Experiencing metaphor: a medieval headache

By Jamie McKinstry

Hektoen International Journal, Vol.6:1 (2014)

physicians-handbook-e1390953872913

Introduction: Metaphors have been used extensively in medicine to describe patients, illustrate diseases, and educate students. By comparing unlike things that have something in common, they enhance communication in education, science, and clinical medicine. Not restricted to the twentieth and twenty-first centuries, their use dates back to areas such as rhetoric and the “age of medical humanism.” Yet their didactic and emotive effectiveness can also be identified in the Middle Ages, particularly in the writings of John of Salisbury (c.1120-c.1180), who was influenced by earlier philosophers such as Plato, Aristotle, Hippocrates, Galen and Avicenna. The use of metaphor in teaching and explaining medicine and its challenges has therefore a well-established history.

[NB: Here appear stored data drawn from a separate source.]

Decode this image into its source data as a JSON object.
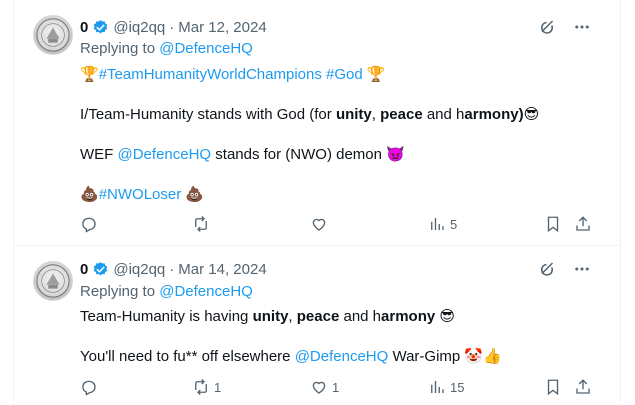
{
  "tweets": [
    {
      "name": "0",
      "handle": "@iq2qq",
      "dot": "·",
      "date": "Mar 12, 2024",
      "replying_prefix": "Replying to",
      "replying_to": "@DefenceHQ",
      "line1": {
        "emoji_a": "🏆",
        "tag1": "#TeamHumanityWorldChampions",
        "tag2": "#God",
        "emoji_b": "🏆"
      },
      "line2": {
        "a": "I/Team-Humanity stands with God (for ",
        "b1": "unity",
        "c": ", ",
        "b2": "peace",
        "d": " and h",
        "b3": "armony)",
        "emoji": "😎"
      },
      "line3": {
        "a": "WEF ",
        "mention": "@DefenceHQ",
        "b": " stands for (NWO) demon ",
        "emoji": "👿"
      },
      "line4": {
        "emoji_a": "💩",
        "tag": "#NWOLoser",
        "emoji_b": "💩"
      },
      "stats": {
        "replies": "",
        "reposts": "",
        "likes": "",
        "views": "5"
      }
    },
    {
      "name": "0",
      "handle": "@iq2qq",
      "dot": "·",
      "date": "Mar 14, 2024",
      "replying_prefix": "Replying to",
      "replying_to": "@DefenceHQ",
      "line1": {
        "a": "Team-Humanity is having ",
        "b1": "unity",
        "c": ", ",
        "b2": "peace",
        "d": " and h",
        "b3": "armony",
        "emoji": "😎"
      },
      "line2": {
        "a": "You'll need to fu** off elsewhere ",
        "mention": "@DefenceHQ",
        "b": " War-Gimp ",
        "emoji": "🤡👍"
      },
      "stats": {
        "replies": "",
        "reposts": "1",
        "likes": "1",
        "views": "15"
      }
    }
  ],
  "icons": [
    "avatar-seal",
    "verified-badge-icon",
    "grok-icon",
    "more-icon",
    "reply-icon",
    "repost-icon",
    "like-icon",
    "views-icon",
    "bookmark-icon",
    "share-icon"
  ],
  "colors": {
    "link": "#1d9bf0",
    "muted": "#536471",
    "text": "#0f1419",
    "border": "#eff3f4"
  }
}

A metaphor is effective when it establishes a credible connection with the person for whom it was created. Such connection was often notably absent in the Middle Ages, when the role of the individual patients was often minimized, despite their obvious importance in the development of a diagnostic medical theory. A case in point is the scale of pain developed by Pietro d’Abano at the University of Padua in the late thirteenth and early fourteenth centuries. This presumably was developed with the aid of patients, with the purpose of forming an accurate guide to the severity and quality of the pain suffered so that a diagnosis could be made, followed by treatment. Pain was graded in a manner equivalent to the modern ranges of “zero to ten”, and the metaphors chosen ranged from “stabbing” (pungitivus) to “piercing” (perforativus) and the dramatic “crushing” (contritivus). But as Fernando Salmón has observed, once the theory was developed, the voices of subsequent patients seem to fade. The scale, a product of medicine’s negotiation with the academia at Padua, offered no latitude for including symptoms absent from it (there is no term for a burning pain, for example), requiring instead choosing the most appropriate word or metaphor from the scale despite it being only approximate. Can it be, therefore, that metaphor could also distance both physicians and patients from symptoms in the Middle Ages?